Gündemi yakalayan iki soru vardı; biri; Gazeteci büyüğümüz Tayfun Çavuşoğlu’nun yönelttiği; ‘Mustafa Bozbey görevden alınırsa yerine kim gelebilir?’ sorusuyla başlayan araştırmaya yönelik başkanın düşüncelerinin neler olduğunu öğrenmeye yönelik soruydu.
“Benim de kulağıma böyle bir söylenti geldi. Tabii Bursa tercihini 2004 yılında sandıkta ortaya koydu ve bu sandıkta bizim sorumluluğumuzdur. Bursalılar verdiği görevi sonuna kadar sürdürmek de benim sorumluluğumdur, hiç kimse merak etmesin. 20 yıl boyunca bu kente yönetenler belli, biz de buna 20 yıl boyunca saygı duyduk. Herkes saygı duydu. Biz hiç kimseyi ötekileştirmedik, herkese eşit hizmet verdik ve bu şekilde yönetiyoruz. Bursa’yı böyle ayak oyunlarıyla Bursalının kandırılacağını düşünenler çok büyük bir yanılgıya düşerler. Bursa’nın iradesine Bursalı sahip çıkıyor, çıkmaya da devam edecektir. Ben bunu duydum ama inanamadım, tabi umarım yanlıştır. Umarım böyle bir şey yoktur, varsa da Allah’tan korksunlar, kuldan utansınlar. Başka da bir şey diyemiyorum” dedi yanıt olarak Bozbey.
Başka Gazete Genel Yayın Yönetmeni Yaman Kaya’nın, “Sosyal medyada bir iş insanı, sizin Nilüfer Belediye Başkanlığı döneminizle ilgili bazı iddialar ortaya attı. Bu iddialarla ilgili bir açıklamanız olacak mı?” sorusuydu
“Vallahi adı geçen şahsı herkesi tanır, Bursa da tanır. Aldığı cezalar da tescillenmiş durumda; ne iş yaptığı da belli. Ancak o kişiyle benim hiçbir alışverişim yok. Benim desteğim olmuştur, arkadaşlarım da bilirler, ama bir menfaatim asla söz konusu olmamıştır.
Çok net bir şekilde söylemek istiyorum; yaptığı şey tamamen iftiradan ibaret. Kendisine başka bir zemin hazırlıyor, artık o kamuoyunun takdirine kalmış. Ama o ifadelerin hiçbiri gerçek değil ve tamamen iftiraya dayalı.
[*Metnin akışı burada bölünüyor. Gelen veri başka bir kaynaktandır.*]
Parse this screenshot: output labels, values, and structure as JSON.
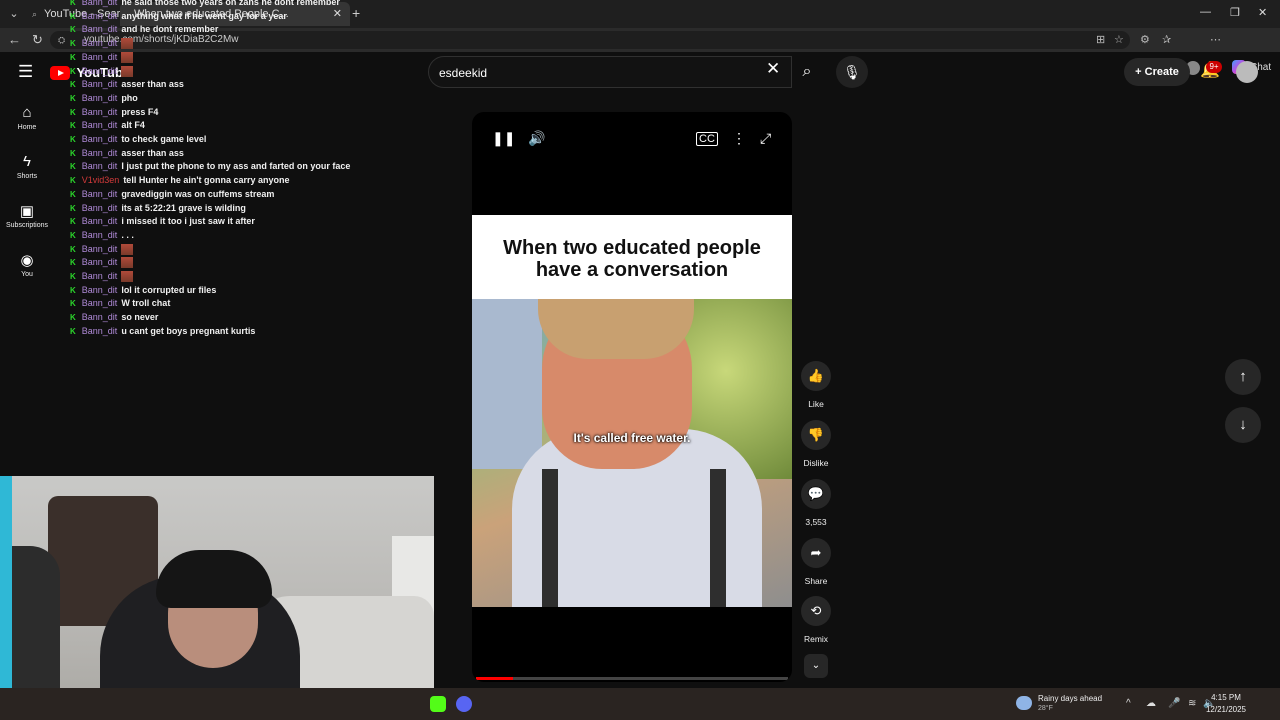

Bunu da tabii kendisini kurtarma peşinde olabilir. Daha da net bir şey söyleyeyim: Bana geldi, dedi ki, ‘Abi, bana iş verir misiniz?’ Ben de yanıt olarak ‘ihaleye orada girersin, adam gibi yaparsan paranı alırsın’ dedim. Bu şekilde birkaç kez geldi, onun dışında bir diyaloğumuz da söz konusu değil. Ancak buna sarılanlar oldu, bu söylemlere sarılanlar oldu. O kişiyi herkes tanıyor, onun tabiri var aslında, ama ben ona gerek görmüyorum. Ancak bu işten kimse medet ummamalı; hakikaten hem zamanını boşa harcar. Bunlar çirkin şeyler, kendini küçük duruma düşürmesin. Şöyle bir geriye baktığınızda yaşananlar, birçok şey onlardan sarılma şeyi olabilir ama sarılması da mümkün değil. İftira ile işimiz yok” dedi Bozbey.
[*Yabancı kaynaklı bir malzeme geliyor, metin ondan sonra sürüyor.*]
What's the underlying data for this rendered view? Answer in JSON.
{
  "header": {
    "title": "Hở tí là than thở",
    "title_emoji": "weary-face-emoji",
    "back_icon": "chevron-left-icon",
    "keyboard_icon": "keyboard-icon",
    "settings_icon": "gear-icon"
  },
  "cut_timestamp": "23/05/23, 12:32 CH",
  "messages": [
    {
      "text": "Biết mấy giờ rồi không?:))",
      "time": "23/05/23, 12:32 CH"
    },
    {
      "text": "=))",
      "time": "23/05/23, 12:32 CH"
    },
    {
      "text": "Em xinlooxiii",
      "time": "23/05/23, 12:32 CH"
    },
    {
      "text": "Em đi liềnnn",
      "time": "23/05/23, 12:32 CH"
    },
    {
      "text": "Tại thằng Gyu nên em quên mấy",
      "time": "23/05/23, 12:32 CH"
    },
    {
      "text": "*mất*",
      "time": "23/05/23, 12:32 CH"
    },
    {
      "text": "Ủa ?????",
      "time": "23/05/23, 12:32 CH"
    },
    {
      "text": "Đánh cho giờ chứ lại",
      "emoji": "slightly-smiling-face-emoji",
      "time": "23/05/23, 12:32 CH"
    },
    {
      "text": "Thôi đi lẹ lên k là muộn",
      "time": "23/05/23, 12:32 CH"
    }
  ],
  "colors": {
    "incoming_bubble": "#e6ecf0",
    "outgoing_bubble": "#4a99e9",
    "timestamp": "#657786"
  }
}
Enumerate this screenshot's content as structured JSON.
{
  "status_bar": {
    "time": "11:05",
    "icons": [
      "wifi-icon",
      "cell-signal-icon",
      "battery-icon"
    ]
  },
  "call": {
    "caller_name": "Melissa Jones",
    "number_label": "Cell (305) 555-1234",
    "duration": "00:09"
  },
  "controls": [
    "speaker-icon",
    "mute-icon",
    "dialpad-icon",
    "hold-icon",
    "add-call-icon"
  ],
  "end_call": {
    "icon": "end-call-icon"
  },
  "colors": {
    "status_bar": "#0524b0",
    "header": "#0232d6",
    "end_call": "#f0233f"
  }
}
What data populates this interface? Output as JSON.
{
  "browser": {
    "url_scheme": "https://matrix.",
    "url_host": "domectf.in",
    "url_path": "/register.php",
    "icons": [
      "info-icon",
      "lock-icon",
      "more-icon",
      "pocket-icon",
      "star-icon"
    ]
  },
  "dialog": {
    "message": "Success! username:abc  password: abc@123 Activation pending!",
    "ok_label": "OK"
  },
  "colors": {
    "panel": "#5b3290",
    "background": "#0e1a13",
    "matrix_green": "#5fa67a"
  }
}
Anlayacağınız Bozbey’in Matruşka gibi birinin içinden başka sorun onun içinden de başka bir sorun çıkıyor diyerek tarif ettiği Bursa Büyükşehir Belediyesi’nde usulsüz yapılan işlerden, el koyulan gelirlerden, el koyulan taşınmazlardan başını kaldırabilmiş değil henüz yeni kadrolar. Merkezi Hükümet tarafından giderek sıkıştırılan bir kıskacın içinde mevcudu koruyarak ve özgürlük alanlarını genişleterek belediyecilik yapmaya çalışıyor. Bir yandan da uyumlu çalışma kısmı var tabi işin.
Yakın bir gelecekte Bursa Planlama Ajansı’nın çalışmaları hakkında bir toplantı düzenleyerek Bursa Basınının bilgilendireceğini umuyorum.